Z
zwetsche
Guest
AW: Eitelkeit
Hallo Céline,
warum hat Dich "Schein und Sein" frustriert (Hätte ich normalerweise über PN gefragt, aber geht ja bei Dir nicht, deshalb so kompromitiernd, tschuldige)?
Etwas schwierig ist es schon, öffentlich über Eitelkeit zu sprechen, deshalb habe ich mich hier bislang nicht gemeldet, obgleich die Diskussion sehr wohl interessant ist, weit mehr als manch kleebriger thread und angenehmer als manch politischer.
Weil das Gespräch auf Kunst kam, erlaubt mir ein paar persönliche Anmerkungen und Anekdoten:
Mir fällt dazu die Frage ein, woher ich, wenn ich Musik komponiere (schon eitel, mich hier überhaupt so zu bezeichnen), die Motivation hernehmen sollte, wenn nicht aus eitlen Motiven. Ich habe jahrelang kein einziges Musikstück fertig bekommen (Für alle die jetzt spekulieren, es war ohnehin nie etwas weltbewegendes, weder Mozart noch Bach noch Duke Ellington, einfach nur Rock, Blues, und akustische Gitarrenmusik).
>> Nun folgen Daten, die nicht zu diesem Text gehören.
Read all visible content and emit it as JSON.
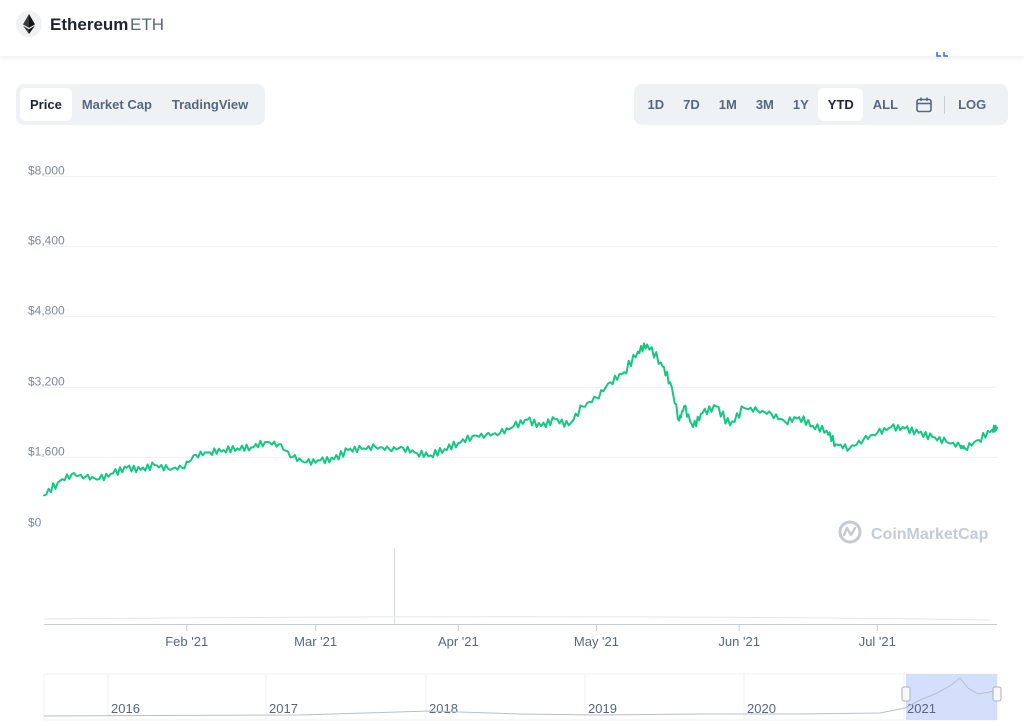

Bislang habe ich es immer darauf geschoben, ich hätte keine Ideen mehr, aber das ist wohl nicht ganz ehrlich gewesen. In Wirklichkeit geht es tatsächlich darum, daß ich so etwas eben doch nicht nur für mich selbst tue. Dafür wäre ich schon viel zu faul. Nein, ohne Umschweife, es geht in der Tat darum, die Stücke wenigstens irgendjemanden zu präsentieren, dafür tue ich mir das an und daher kommt die Motivation. So ähnlich ist es auch bei den - immer selteneren (gen 0 tendierenden) Konzerten. Großen Applaus bei eigenen - nicht als Gassenhauern bekannten - Stücken zu erwarten, wäre ohnehin naiv in unserer rein auf die Oberfläche und Populärschicht konzentrierten Konsumgesellschaft, jede noch so üble Band hat mit "All right now, Jumpin jack flash, oder gar "Verdamp lang her" mehr Erfolg.).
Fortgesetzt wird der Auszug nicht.